Blurring the (guide)lines – what do the DOJ/FTC Updated Merger Guidelines mean for Australian merger enforcement?

7 August 2023

On 19 July 2023, the United States Department of Justice (DOJ) and Federal Trade Commission (FTC) (Agencies) jointly released a draft of their updated Merger Guidelines for public comment (Guidelines).

The Guidelines will consolidate, revise and replace earlier versions of Merger Guidelines (including the 2010 Horizontal Merger Guidelines and 2020 Vertical Merger Guidelines), and reflect the Biden administration’s commitment to strengthening merger enforcement in response to perceived excessive concentration in a number of industries.

The draft Guidelines have been released following changes that the DOJ and FTC jointly announced last month to their filing requirements for notifiable transactions. These changes materially expand the information and documents that merger parties need to provide upfront.

The substantive issues canvassed in the Guidelines closely parallel concerns the ACCC has raised as underpinning its case for merger reforms in Australia, as well as public comments made by other competition agencies like the UK Competition and Markets Authority and the European Commission. These developments indicate a broader global trend towards tighter merger enforcement with closer regulatory scrutiny of deals, a greater willingness to oppose transactions, and a greater onus on merger parties to provide significant information upfront to substantiate their submissions.

The Agencies will gather feedback on the draft Guidelines over a 60-day consultation period, before updating and then publishing a final version.
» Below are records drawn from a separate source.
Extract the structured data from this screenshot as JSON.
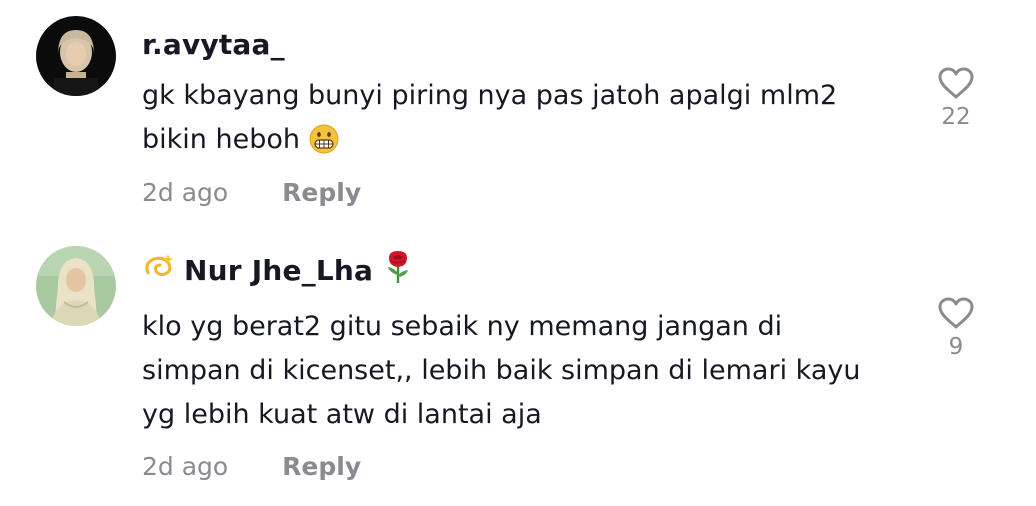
{
  "comments": [
    {
      "username": "r.avytaa_",
      "lines": [
        "gk kbayang bunyi piring nya pas jatoh apalgi mlm2",
        "bikin heboh"
      ],
      "trailing_emoji": "grimacing-face-emoji",
      "time": "2d ago",
      "reply_label": "Reply",
      "like_count": "22",
      "like_icon": "heart-outline-icon"
    },
    {
      "username": "Nur Jhe_Lha",
      "name_prefix_emoji": "dizzy-emoji",
      "name_suffix_emoji": "rose-emoji",
      "lines": [
        "klo yg berat2 gitu sebaik ny memang jangan di",
        "simpan di kicenset,, lebih baik simpan di lemari kayu",
        "yg lebih kuat atw di lantai aja"
      ],
      "time": "2d ago",
      "reply_label": "Reply",
      "like_count": "9",
      "like_icon": "heart-outline-icon"
    }
  ],
  "colors": {
    "text": "#161823",
    "muted": "#8a8b91",
    "background": "#ffffff"
  }
}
The draft Guidelines set out the Agencies’ updated analytical framework for evaluating the competitive effects of mergers in a dynamic, changing economy. There are 13 guidelines, each of which is accompanied by references to case law and analytical tools that underpin the key principles. The 13 guidelines are not mutually exclusive, and the Agencies may focus on one or more guidelines that are most applicable to any particular transaction.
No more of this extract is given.